Minhas pernas se movem antes da minha consciência acompanhar. O som da música, as luzes, o cheiro do álcool, tudo some enquanto atravesso o salão com os olhos fixos nela. Há algo errado. Algo que não bate.
O que Diana, a secretária trêmula, a garota que m*l consegue me olhar nos olhos, está fazendo aqui? Sozinha. Fora do expediente. Em um lugar como este?
E por que... por que eu me importo tanto?
Quando estou a poucos passos dela, ela me vê.
Seus olhos se arregalam.

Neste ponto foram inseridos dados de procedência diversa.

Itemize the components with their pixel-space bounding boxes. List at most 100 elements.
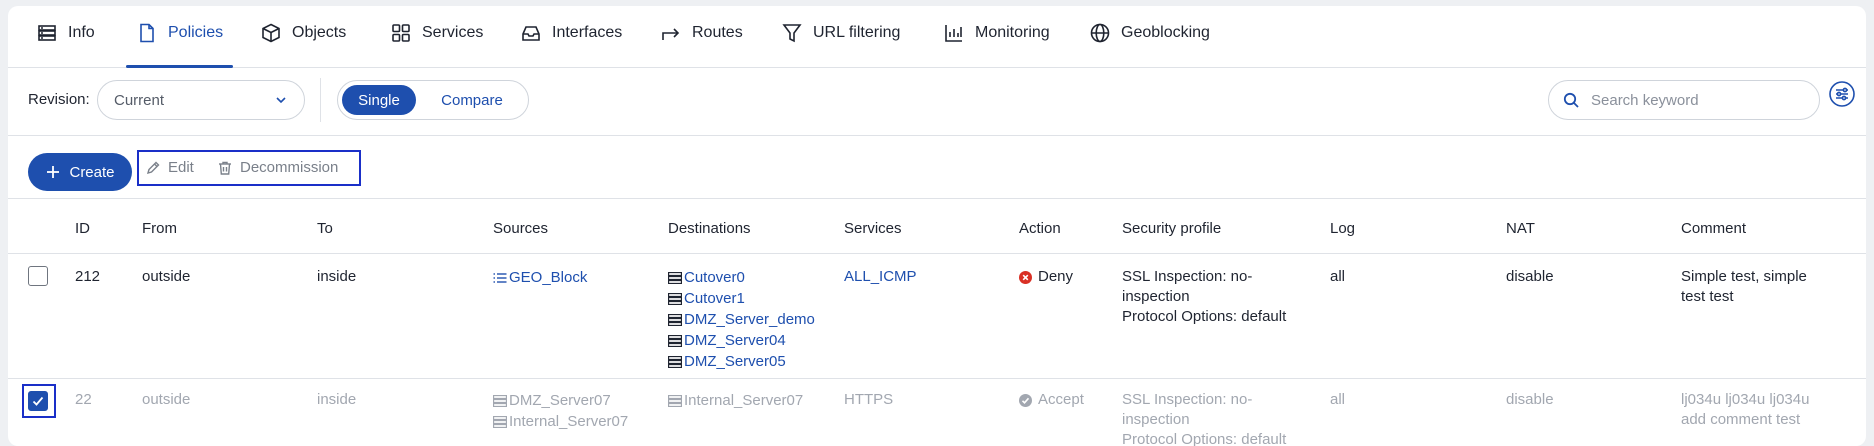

O corpo se enrijece.
Ela tenta se virar. Fugir.
Mas eu seguro seu braço antes disso.
- Diana?
Ela empalidece.
Está com medo. Mas não é só isso. É como se... estivesse envergonhada. Humilhada.
- O que está fazendo aqui? - pergunto em voz baixa, mas firme, sem disfarçar a intensidade com que a encaro.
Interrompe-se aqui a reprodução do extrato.